Pada akhir tahun, kita sering kali dihadapkan dengan berbagai fenomena cuaca ekstrem yang dapat mempengaruhi kehidupan sehari-hari. Di wilayah Sumatera, prediksi peningkatan curah hujan namun juga diiringi upaya untuk mengurangi dampaknya melalui operasi modifikasi cuaca yang dilakukan oleh TNI Angkatan Udara.
Kepala Pusat Penerangan TNI, Mayor Jenderal TNI (Mar) Freddy Ardianzah, menjelaskan bahwa tindakan ini bertujuan untuk meredam potensi bencana seperti banjir yang dapat mengganggu proses evakuasi di daerah terdesak. Ketika hujan deras mulai membanjiri wilayah tertentu, strategi ini menjadi krusial untuk meminimalkan risiko bencana yang lebih besar.
Menurut Freddy, TNI telah mempersiapkan berbagai alat dan sumber daya, termasuk pesawat pengangkut dan peralatan pendukung lainnya. Ini menandakan bahwa upaya mitigasi bencana bukan hanya tanggung jawab satu institusi, tetapi memerlukan kolaborasi dari berbagai sektor agar efektif.
Pentingnya Kesadaran dan Kewaspadaan Masyarakat Dalam Menghadapi Musim Hujan
Pemerintah daerah, khususnya Badan Penanggulangan Bencana Daerah (BPBD) di Jawa Barat, mengingatkan masyarakat untuk meningkatkan kewaspadaan. Dengan prediksi puncak musim hujan yang berlangsung dua kali, yaitu Desember 2025 dan Februari hingga Maret 2026, langkah mitigasi sedari awal menjadi sangat penting.
Kepala Pelaksana BPBD Jabar, Teten Ali Mulku Engkun, menekankan bahwa curah hujan tinggi dapat berpotensi menyebabkan bencana hidrometeorologi, seperti banjir dan longsor. Karena itu, kesadaran komunitas dalam menjaga lingkungan tetap menjadi perhatian utama agar risiko bencana dapat dikurangi.
Upaya sederhana seperti menjaga kebersihan lingkungan bisa berdampak signifikan. Sampah yang menumpuk dapat menyumbat aliran air yang pada akhirnya memicu banjir lebih cepat.

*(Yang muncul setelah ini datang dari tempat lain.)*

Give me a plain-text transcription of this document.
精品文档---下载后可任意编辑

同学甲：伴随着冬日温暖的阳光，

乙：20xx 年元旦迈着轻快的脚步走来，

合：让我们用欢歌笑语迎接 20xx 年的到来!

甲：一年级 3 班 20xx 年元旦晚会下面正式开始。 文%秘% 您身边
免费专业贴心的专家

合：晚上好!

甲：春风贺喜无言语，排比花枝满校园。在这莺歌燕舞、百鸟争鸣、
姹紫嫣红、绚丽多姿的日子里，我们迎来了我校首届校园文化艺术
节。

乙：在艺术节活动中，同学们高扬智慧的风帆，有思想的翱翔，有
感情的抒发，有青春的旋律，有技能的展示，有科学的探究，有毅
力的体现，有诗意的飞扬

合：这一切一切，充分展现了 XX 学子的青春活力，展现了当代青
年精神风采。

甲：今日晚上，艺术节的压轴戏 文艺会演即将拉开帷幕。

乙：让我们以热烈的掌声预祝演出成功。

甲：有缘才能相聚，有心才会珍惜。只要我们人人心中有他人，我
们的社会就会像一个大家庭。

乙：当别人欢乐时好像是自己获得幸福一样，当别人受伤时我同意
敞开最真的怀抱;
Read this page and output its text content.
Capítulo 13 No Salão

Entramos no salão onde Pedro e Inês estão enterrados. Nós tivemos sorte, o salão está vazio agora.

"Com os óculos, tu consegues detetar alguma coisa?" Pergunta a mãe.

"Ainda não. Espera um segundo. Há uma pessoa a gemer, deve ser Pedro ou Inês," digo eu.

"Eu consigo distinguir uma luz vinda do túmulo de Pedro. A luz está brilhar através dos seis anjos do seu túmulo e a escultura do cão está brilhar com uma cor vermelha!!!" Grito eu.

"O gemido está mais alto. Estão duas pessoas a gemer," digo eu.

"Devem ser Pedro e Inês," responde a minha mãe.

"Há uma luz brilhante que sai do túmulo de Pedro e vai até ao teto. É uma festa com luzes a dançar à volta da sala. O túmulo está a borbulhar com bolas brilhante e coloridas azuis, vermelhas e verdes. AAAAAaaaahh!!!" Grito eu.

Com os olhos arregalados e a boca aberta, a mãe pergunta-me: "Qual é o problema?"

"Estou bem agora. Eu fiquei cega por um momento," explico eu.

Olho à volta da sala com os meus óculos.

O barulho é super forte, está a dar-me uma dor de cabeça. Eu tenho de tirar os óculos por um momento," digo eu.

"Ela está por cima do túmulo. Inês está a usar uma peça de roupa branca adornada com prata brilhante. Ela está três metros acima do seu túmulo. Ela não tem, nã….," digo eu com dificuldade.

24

Teten menekankan perlunya memastikan saluran air dan drainase berfungsi dengan baik agar air hujan tidak menggenang di daerah permukiman.
Pentingnya Tindakan Preventif di Wilayah Rawan Bencana
Bagi mereka yang tinggal di daerah perbukitan, kewaspadaan harus lebih ditingkatkan. Tanda-tanda pergerakan tanah, seperti munculnya retakan atau perubahan pada struktur bangunan, harus diwaspadai. Jika terjadi gejala yang mencurigakan, Teten merekomendasikan agar masyarakat segera mencari tempat aman.
Keluarga juga diharapkan agar mengetahui jalur evakuasi yang terdekat. Ini penting untuk menyelamatkan diri jika situasi menjadi lebih kritis dan perlu tindakan sesegera mungkin. Memastikan seluruh anggota keluarga memahami langkah-langkah yang harus diambil bisa menjadi penentu keselamatan.
Selain itu, perhatian lebih juga perlu diberikan terhadap potensi angin puting beliung. Masyarakat diminta untuk tidak berlindung di bawah pohon atau bangunan rapuh yang berpotensi roboh saat badai melanda. Pengendara yang melihat situasi cuaca yang semakin memburuk disarankan untuk menepi dan menunggu badai reda.
Membangun Kesadaran Lingkungan untuk Mengurangi Risiko Bencana
Teten mengingatkan bahwa mitigasi bencana bukan hanya soal kesiapan teknis, tetapi juga mencakup perilaku dalam menjaga lingkungan. Aktivitas seperti penebangan pohon dan konversi lahan menjadi penyebab meningkatnya risiko bencana. Dengan menjaga kelestarian lingkungan, kita bisa mencegah bencana yang lebih parah.
Membangun kesadaran kolektif dalam komunitas menjadi kunci. Saling mengingatkan dan berkolaborasi dalam menjaga alam adalah langkah preventif yang sangat diperlukan. Ketika alam terlestarikan, risiko bencana juga bisa diminimalkan.
Pemerintah Provinsi Jawa Barat telah menetapkan status siaga darurat bencana. Ini berlaku sejak 15 September 2025 hingga 30 April 2026, mengingat periode cuaca ekstrem yang akan berlangsung. Kolaborasi dengan kabupaten/kota di seluruh daerah diharapkan dapat memastikan kesiapsiagaan dan respons terhadap bencana lebih optimal.